These soft, chewy cookies are deliciously addictive – it took all my self control to wait and take a few photos before eating them. I’ve always had a slight white chocolate obsession and, paired with coconut, the two truly make a perfect match! I also love that this recipe doesn’t involve chilling the dough, because really who has time for that sort of thing.
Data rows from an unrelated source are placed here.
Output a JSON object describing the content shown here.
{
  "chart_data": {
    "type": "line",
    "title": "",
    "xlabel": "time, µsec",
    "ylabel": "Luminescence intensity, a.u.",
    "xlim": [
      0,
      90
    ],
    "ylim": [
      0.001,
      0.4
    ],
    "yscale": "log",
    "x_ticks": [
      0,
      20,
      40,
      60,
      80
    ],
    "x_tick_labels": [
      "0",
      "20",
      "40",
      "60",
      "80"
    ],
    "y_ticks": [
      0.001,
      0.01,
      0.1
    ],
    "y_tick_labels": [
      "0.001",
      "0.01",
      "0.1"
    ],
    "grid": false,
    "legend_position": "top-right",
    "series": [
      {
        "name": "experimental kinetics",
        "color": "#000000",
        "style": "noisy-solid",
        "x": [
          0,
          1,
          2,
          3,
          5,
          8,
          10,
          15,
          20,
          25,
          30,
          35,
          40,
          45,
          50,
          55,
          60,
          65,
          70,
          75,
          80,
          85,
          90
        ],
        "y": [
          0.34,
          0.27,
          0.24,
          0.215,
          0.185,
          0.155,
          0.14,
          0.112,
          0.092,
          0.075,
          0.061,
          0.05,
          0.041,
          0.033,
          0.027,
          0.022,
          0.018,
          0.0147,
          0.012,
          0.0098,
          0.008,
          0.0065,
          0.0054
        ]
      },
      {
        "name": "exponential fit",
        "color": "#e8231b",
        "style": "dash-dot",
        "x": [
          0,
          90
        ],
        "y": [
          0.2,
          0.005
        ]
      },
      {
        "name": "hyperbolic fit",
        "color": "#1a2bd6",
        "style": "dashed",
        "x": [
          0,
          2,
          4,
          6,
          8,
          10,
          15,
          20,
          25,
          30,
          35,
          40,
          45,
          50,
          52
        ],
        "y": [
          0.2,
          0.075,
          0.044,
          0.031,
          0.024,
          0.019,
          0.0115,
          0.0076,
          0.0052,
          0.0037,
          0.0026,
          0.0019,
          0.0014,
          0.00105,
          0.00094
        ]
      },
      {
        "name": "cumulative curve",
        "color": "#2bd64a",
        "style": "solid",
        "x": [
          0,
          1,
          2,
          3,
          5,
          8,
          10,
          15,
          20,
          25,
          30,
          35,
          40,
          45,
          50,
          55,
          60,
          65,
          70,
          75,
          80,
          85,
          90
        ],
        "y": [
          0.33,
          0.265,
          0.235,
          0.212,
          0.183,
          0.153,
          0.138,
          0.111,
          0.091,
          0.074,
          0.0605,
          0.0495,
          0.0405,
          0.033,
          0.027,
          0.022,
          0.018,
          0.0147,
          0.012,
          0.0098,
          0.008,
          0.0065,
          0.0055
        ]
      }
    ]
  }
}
Of course, you can enjoy the cookies as they are or, if you want to put a little extra effort into presentation, drizzle some melted white chocolate over them and top with some more coconut. You can visit my blog ArtsyTeen for more simple recipes like this one!
Step 1: Ingredients
1 large Egg
2 cups Plain (all-purpose) flour
1 tsp Baking soda
1/2 tsp Baking powder
1 cup Caster (Granulated) sugar
1/8 tsp Salt
1 tsp Vanilla extract
1 cup White chocolate chips/ chopped White chocolate
1 cup Desiccated Coconut
1/2 cup Butter
In a large bowl, cream together butter and sugar.
Add egg and vanilla essence to the mixture. Beat until light and fluffy.
Add flour, baking soda, baking powder and salt. Combine well until mixture forms a crumbly dough.
Roughly chop chocolate. Or alternatively buy chocolate chips, which is no doubt easier – I just didn’t have any on hand.
Add chopped chocolate and coconut. Mix until well combined.
Roll the dough into small balls and place them onto a lined baking tray.
Lightly press down on each ball with a fork.
Bake cookies at 180’C/350’C for 10-15 minutes, or until they’re a pale golden brown.